实际上,拿骚赌场曾经是英国地区唯一的法定赌场。没有人知道这个赌场是如何获得联邦法律的承认的。每一年,它都被租给加拿大的赌博联合会,在冬季的时候它们的运营利润据估算平均达到十万美元。其中的游戏有转轮盘,轮盘上有两个零而不是一个零,它获胜的几率非常低;还有21点游戏,它赢钱的几率只有百分之六或七;还有些使用筹码的游戏,获胜的几率只有百分之五。这个赌场就设在西大街上的一个壮观的私人住宅里,里面通常还有令人兴奋的舞蹈表演,还有摆放古董的三层精装房间,当然包含优质的酒吧服务。这 里是一个生意兴隆、环境优雅的地方,很值得在这里消费或赌上一把。
防空司令部的领导已经为邦德和雷德弄来两张入场券,在酒吧那里,他们已经喝了一些咖啡和鸡尾酒,然后他们分开,各自走到赌桌旁。

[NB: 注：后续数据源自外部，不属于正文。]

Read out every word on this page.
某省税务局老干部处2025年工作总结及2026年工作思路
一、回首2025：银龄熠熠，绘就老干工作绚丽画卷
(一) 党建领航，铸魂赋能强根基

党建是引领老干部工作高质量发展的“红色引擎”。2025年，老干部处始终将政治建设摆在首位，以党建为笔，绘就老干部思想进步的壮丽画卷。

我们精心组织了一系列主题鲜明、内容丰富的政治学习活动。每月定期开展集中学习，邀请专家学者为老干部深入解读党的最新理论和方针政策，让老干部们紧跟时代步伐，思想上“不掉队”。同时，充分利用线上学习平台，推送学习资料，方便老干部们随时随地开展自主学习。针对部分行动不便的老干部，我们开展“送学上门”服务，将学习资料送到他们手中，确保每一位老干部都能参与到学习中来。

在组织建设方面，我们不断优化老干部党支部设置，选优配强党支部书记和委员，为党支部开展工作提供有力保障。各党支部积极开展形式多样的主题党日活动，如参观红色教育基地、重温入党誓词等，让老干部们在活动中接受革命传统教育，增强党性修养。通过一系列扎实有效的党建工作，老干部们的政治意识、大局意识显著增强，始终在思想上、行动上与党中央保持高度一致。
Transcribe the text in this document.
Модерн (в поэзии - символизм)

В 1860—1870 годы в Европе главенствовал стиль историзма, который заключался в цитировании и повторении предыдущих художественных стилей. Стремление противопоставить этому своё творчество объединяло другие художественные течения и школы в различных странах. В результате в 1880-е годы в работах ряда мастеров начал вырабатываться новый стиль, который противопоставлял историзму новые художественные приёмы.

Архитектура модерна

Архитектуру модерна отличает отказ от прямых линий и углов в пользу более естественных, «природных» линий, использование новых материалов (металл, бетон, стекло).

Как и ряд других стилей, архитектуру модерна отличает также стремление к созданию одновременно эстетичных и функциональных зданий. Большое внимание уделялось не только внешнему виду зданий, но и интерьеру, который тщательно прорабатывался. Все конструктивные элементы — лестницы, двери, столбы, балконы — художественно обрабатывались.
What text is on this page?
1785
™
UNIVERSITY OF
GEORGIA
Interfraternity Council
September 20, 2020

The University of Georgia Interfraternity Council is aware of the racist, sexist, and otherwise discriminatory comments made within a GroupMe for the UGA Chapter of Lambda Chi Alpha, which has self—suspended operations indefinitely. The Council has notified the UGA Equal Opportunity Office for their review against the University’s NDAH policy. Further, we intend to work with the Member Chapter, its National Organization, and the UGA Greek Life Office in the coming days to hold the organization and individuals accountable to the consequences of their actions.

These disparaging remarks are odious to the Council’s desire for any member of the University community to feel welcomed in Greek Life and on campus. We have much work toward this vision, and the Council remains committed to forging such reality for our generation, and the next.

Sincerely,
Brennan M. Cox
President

罗尔正在玩一项赌博游戏。在罗尔前面放着很多一百美元的筹码,甚至有些是一千美元的。多米诺坐在他的旁边,惬意地吸着香烟。邦德则在远处观察着这场赌博的过程。罗尔在一旁已经开始赌上了,只要有机会让他的银行存款上涨,他就绝不会放过。罗尔一直在赢钱,但是还表现得十分绅士,无论人们如何和他说笑和为他的幸运鼓掌,他都保持冷静,很显然他是这家赌场中的佼佼者。多米诺穿着性感的黑色礼服,手上的大型钻戒一直在喉咙附近晃来晃去,看起来有些郁闷和厌烦。在罗尔右边的那位女孩,已经帮助罗尔开局三次了,但是都失败了,她站起来,离开了赌桌。邦德很快穿过房间来到了一个比较空的地方。那是一个八百美元的庄家——每次玩到一定时间后,都要有罗尔来坐庄。
对于银行家来说,接连着去到三家银行未尝不是一件好事,因为那经常意味着银行运转很好。邦德十分清楚这些,但他痛苦地意识到他的全部资本只有一千美元。但是事实上,每个人看到罗尔的幸运和胆量都会感到紧张。毕竟赌桌上没有后悔的药可以买。他自言自语地说,幸运总是吝啬地垂青那些讨厌的人。他说:“银行啊。”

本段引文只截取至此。